An Entrepreneur Is Born
So how did Angela become such an independent thinker herself?
Born in Washington, DC, and raised in Greenwood, SC, Angela grew up the granddaughter of a small-business owner, John Wesley Jones. During her high school years, Angela was allowed to work at his shop on the weekends –- the only liquor store on the south-side of Saluda, SC -- counting money, making bank deposits, all the while being taught responsibility and customer service.
“My granddad held me to a higher standard than his employees and wanted us to learn the importance of providing excellent customer service in order to gain repeat business and customer loyalty,” Angela recalls.
With her mother’s articulacy, her father’s love of people and her own strong will to succeed, Angela is a good-natured businesswoman and loving mother to Brandon, a 19-year-old student at Alabama A&M University, a historically black college.
“I have been known to debate with my friends who graduated from historically black colleges and universities about the benefits of attending a university such as Carolina,” Angela explains. “Carolina has 4,000 black students. You can have the best of both worlds at Carolina –- a larger college campus with plenty of diversity.”
She originally wished for Brandon to be a Gamecock, but she’s pleased with his decision to be a Bulldog.
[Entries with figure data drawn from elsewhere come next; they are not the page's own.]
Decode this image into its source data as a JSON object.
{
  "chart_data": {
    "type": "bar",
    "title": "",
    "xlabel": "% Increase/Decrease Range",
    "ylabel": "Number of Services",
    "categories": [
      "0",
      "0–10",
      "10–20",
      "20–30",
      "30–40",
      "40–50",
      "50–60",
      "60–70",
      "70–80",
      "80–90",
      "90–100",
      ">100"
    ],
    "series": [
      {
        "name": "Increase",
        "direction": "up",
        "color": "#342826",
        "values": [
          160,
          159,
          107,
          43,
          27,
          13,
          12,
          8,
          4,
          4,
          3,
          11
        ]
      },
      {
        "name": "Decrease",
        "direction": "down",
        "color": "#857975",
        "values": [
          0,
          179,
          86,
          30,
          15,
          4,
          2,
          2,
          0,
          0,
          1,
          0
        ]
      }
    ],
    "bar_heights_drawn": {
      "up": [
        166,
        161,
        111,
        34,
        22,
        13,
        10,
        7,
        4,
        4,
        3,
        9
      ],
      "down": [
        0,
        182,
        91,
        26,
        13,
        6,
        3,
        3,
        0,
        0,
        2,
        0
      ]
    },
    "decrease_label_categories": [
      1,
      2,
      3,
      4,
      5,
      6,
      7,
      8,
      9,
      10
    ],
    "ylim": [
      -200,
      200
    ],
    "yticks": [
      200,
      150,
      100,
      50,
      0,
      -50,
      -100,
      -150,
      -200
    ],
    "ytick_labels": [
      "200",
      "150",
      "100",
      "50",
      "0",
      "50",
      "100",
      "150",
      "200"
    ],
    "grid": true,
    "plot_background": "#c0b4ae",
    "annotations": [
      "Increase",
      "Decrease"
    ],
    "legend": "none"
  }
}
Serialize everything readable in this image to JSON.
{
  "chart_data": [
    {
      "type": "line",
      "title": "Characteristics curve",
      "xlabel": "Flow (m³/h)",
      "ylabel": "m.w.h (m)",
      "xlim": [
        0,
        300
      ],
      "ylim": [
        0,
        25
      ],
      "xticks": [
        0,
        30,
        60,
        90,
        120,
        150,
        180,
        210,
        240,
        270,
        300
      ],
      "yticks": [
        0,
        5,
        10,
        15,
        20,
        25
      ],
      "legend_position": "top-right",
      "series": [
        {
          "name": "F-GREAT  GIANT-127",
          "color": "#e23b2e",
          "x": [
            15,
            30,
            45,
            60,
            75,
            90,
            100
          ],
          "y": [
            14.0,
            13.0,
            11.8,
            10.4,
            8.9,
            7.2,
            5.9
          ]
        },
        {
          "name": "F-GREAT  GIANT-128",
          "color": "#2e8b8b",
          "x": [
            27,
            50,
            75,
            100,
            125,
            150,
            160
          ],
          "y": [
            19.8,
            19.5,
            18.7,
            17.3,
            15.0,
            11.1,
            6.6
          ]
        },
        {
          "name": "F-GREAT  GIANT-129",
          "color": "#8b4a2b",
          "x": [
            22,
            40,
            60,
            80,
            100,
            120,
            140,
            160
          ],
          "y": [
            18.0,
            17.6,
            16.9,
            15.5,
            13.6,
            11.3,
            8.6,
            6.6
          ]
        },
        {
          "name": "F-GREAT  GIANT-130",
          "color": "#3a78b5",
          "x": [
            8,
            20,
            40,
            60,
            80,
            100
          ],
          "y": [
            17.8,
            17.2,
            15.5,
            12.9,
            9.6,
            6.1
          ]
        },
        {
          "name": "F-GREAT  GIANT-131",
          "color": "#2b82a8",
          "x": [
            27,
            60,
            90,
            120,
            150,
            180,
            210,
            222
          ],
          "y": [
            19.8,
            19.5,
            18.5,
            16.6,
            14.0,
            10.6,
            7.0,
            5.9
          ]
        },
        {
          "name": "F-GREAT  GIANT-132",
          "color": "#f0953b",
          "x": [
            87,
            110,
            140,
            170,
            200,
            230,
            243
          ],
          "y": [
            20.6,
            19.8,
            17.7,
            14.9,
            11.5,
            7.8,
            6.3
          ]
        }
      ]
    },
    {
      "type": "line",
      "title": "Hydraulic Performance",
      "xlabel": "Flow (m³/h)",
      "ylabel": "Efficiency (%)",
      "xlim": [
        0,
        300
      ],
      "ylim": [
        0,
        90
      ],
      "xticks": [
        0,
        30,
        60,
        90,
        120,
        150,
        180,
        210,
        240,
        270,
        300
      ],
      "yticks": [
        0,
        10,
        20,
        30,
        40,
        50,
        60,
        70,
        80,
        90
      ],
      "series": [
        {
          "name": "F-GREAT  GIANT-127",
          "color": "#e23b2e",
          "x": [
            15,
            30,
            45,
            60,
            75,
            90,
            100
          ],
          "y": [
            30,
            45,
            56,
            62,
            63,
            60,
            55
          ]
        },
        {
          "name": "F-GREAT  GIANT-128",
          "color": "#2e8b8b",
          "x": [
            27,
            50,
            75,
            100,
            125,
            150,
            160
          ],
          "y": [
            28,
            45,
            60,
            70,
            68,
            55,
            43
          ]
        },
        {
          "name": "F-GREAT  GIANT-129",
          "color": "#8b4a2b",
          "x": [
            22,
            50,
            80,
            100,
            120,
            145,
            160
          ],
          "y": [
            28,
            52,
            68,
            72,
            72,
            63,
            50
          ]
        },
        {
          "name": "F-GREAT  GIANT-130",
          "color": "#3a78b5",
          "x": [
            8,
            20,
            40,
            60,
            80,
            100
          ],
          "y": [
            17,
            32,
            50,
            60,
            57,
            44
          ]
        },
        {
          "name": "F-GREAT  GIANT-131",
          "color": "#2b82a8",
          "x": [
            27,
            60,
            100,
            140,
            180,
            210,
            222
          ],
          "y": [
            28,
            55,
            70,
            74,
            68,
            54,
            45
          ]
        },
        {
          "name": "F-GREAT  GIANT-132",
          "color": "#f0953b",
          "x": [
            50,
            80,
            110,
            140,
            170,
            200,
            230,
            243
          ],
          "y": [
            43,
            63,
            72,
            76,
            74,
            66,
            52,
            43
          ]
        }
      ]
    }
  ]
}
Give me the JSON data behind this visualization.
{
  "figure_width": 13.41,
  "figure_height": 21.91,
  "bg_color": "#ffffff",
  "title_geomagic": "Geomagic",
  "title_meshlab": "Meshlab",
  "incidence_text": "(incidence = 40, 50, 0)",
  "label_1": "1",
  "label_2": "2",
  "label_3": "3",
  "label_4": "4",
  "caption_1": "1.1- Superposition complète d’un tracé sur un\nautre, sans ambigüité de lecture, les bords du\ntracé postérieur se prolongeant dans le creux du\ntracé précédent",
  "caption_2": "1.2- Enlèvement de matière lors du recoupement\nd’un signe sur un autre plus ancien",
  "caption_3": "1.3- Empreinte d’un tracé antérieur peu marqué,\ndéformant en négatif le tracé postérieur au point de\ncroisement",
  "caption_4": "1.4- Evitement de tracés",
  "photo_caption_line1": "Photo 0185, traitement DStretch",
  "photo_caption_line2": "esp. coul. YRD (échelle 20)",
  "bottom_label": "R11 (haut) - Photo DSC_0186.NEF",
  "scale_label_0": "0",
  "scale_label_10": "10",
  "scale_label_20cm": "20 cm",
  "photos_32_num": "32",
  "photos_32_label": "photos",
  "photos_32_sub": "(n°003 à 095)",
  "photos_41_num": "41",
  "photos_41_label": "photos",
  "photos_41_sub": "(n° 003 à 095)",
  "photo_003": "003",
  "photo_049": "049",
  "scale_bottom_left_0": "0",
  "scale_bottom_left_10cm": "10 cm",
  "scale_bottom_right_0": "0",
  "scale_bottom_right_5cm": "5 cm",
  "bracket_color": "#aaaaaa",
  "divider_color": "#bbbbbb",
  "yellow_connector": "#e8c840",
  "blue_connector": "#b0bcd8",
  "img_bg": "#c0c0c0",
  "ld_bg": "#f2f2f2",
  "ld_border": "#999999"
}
As long as he’s not the kind of Bulldog that resides in her home state.
“Oh, it gets bad, the rivalry with Georgia,” Angela laughs. “We have so many graduates of SEC schools in Atlanta, and everyone knows not to even get me started about 'my' USC!”
Angela says that she and two of her coworkers at UPS, Jerry Cox, ’73, and Ric Robinson, ’95, are a team of Gamecocks with a strong connection among them.
“It’s really powerful, what I feel for USC. When you get us all together, forget about it!”
Angela has gone so far as to try to sway her friends’ children to Carolina. She makes publicizing Carolina’s virtues a priority in her life, and she’s extremely proud of her association with the University.
“When you have been a part of something that has given you an opportunity to change your life and have a different lifestyle, why wouldn’t you want to share that with others?” she ponders. Angela’s love for Carolina influenced her younger brother, George Muhammad, and sister Zena Jones to also attend USC.
Truly, Angela keeps Carolina close to her always, and she has made a continued commitment to staying close with her Alumni Association by supporting the “My Carolina” membership campaign, as witnessed by her last words as she left the interview: “Have a safe trip back to Columbia, and take care of 'my' Carolina!”